Friday, November 05, 2004

Lamentations

Color me depressed. I have the same sense I had when I was five and tornadoes hit Batesville. It was sudden chaos. My kindergarten class huddled under a flimsy table as one of the three monsters that hit our town roared down the street outside our window. After it passed, there was silence and things moved in slow motion for what seemed like days. I suddenly felt very alone and though I wouldn't have said it this way at age five, vulnerable in a way I didn't know was possible. That night I was tired from all of the adrenaline rushes, but I couldn't sleep. For no specific reason, I wanted to cry.

I feel like that now, and I'm incredibly angry. My eyes have bags under them big enough to hold loose change. My friends, like me, are dumbfounded that our country chose the ludicrous facade of morality and security Bush represents over the promise of a more honest, compassionate and intelligent administration. Whenever I see John (my John, not Kerry), I have to choke back tears because of what is now written into state constitutions all over the U.S., including my home state of Arkansas.

As I sit here in the Indianapolis airport I can't speak to anyone. I keep looking around thinking, "six in ten of you were stupid enough to be fooled by Bush--again!" I know it sounds judgmental. At the moment I can't help it.

Now I'm headed to DC for work. I hate that I have to be any where near that poor excuse for a man. I hate the sound of his affected voice. I don't know how true Texans stand it. I hate his dismissive attitude, his razor-thin veneer of sincerity. I hate his absolute dependence on people more intelligent and mean than he is to fill his head with something to say that might possibly pass for substance. I hate that he has NO clue about the experiences and problems of the people who voted for him (much less the ones who didn't). And I hate it that those who voted for him expect him to understand their needs--him, for whom even the concept of an honest day's work is an abstracted myth at best.

If you think I'm making a bigger deal out of this than I should and feel the need to tell me so, I recommend that you don't and that you KISS MY ASS instead. Don't tell me that now that he has won, even if it was a fair election, that I should get behind the president and support him. That is like telling a black person in the 1950s to ignore Jim Crow and support the administration that allowed it. Bush won't help protect me and my family, so he and his can wander around in their drug-induced stupors alone as far as I'm concerned. If they can't face his presidency sober, what makes people think it will be better for the rest of us?
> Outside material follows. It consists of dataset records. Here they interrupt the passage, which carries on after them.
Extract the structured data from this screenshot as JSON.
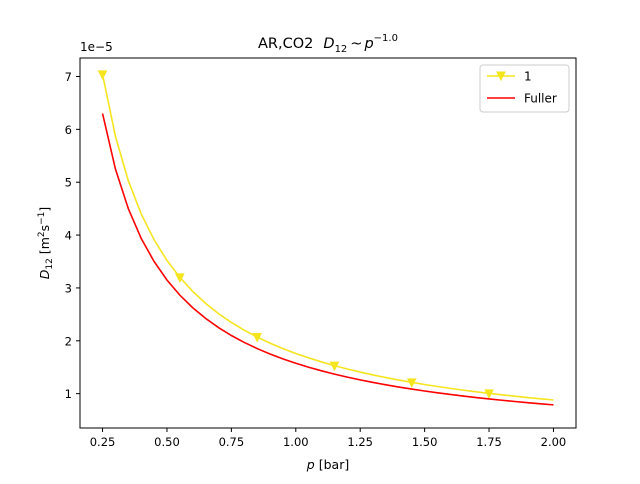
{
  "chart_data": {
    "type": "line",
    "title": {
      "prefix": "AR,CO2",
      "formula_base": "D",
      "formula_sub": "12",
      "formula_rel": "~",
      "formula_var": "p",
      "formula_exp": "−1.0"
    },
    "xlabel": {
      "var": "p",
      "unit": "[bar]"
    },
    "ylabel": {
      "var": "D",
      "sub": "12",
      "unit_open": "[m",
      "unit_sq": "2",
      "unit_mid": "s",
      "unit_exp": "−1",
      "unit_close": "]"
    },
    "y_offset_label": "1e−5",
    "y_scale_factor": 1e-05,
    "xlim": [
      0.1625,
      2.0875
    ],
    "ylim": [
      0.35,
      7.35
    ],
    "x_ticks": [
      0.25,
      0.5,
      0.75,
      1.0,
      1.25,
      1.5,
      1.75,
      2.0
    ],
    "x_tick_labels": [
      "0.25",
      "0.50",
      "0.75",
      "1.00",
      "1.25",
      "1.50",
      "1.75",
      "2.00"
    ],
    "y_ticks": [
      1,
      2,
      3,
      4,
      5,
      6,
      7
    ],
    "y_tick_labels": [
      "1",
      "2",
      "3",
      "4",
      "5",
      "6",
      "7"
    ],
    "grid": false,
    "legend_position": "top-right",
    "series": [
      {
        "name": "1",
        "color": "#f5e51e",
        "marker": "triangle-down",
        "coefficient": 1.76,
        "exponent": -1.0,
        "x_range": [
          0.25,
          2.0
        ],
        "marker_x": [
          0.25,
          0.55,
          0.85,
          1.15,
          1.45,
          1.75
        ]
      },
      {
        "name": "Fuller",
        "color": "#ff0000",
        "marker": "none",
        "coefficient": 1.575,
        "exponent": -1.0,
        "x_range": [
          0.25,
          2.0
        ],
        "marker_x": []
      }
    ]
  }
}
I don't care if you are a family member, colleague, or fellow Christian. If you imagine that another four years of the same illustrious mess we are in now is the best we can do for our country, you can't hear me and I can't hear you. You ignored the true concerns of this nation for the sake of what you think (how, I cannot possibly imagine) is a model of morality, security, or fiscal responsibility and voted for the worst president in our history--twice!




3 Comments:

Blogger Troy said...

Thank God we have 49% of the country that understands. We shoudl remind ourselves of this.

It has been so wild to be in DC and then here in Portland, Maine. Both were voting at about 90% for Kerry. People are literally in shock. My friend Dana who brought me up here to work for a couple of days walked me through an exhibition on the birth of the U.S. In one of her galleries she had put quotes on the walls (2 weeks before the election) from famous Americans. One was from the writer Pearl S. Buck that said "People who have never had their freedom threatened do not know how valuable it is." As we stood there looking at the quote I told Dana that a few years (months?) ago, I would not have understood that quote the way I do today. Rosie, you're absolutely right. We better be ready to fight and for a long time. This election was just the beginning for me and the civil rights thing even though the battle was started long ago. I'm embarrassed that it took me this long to care this much. But I'm there now. And so are a lot of other people.

2:44 PM  
Blogger The Humanity Critic said...

I felt depressed too after that day. Just the mere thought that america voted that jackass back into office makes me sick..Great blog..

7:39 AM  
Blogger Troy said...

THC, glad you checked in. In this case misery loves company. But we do have a lighter side, too.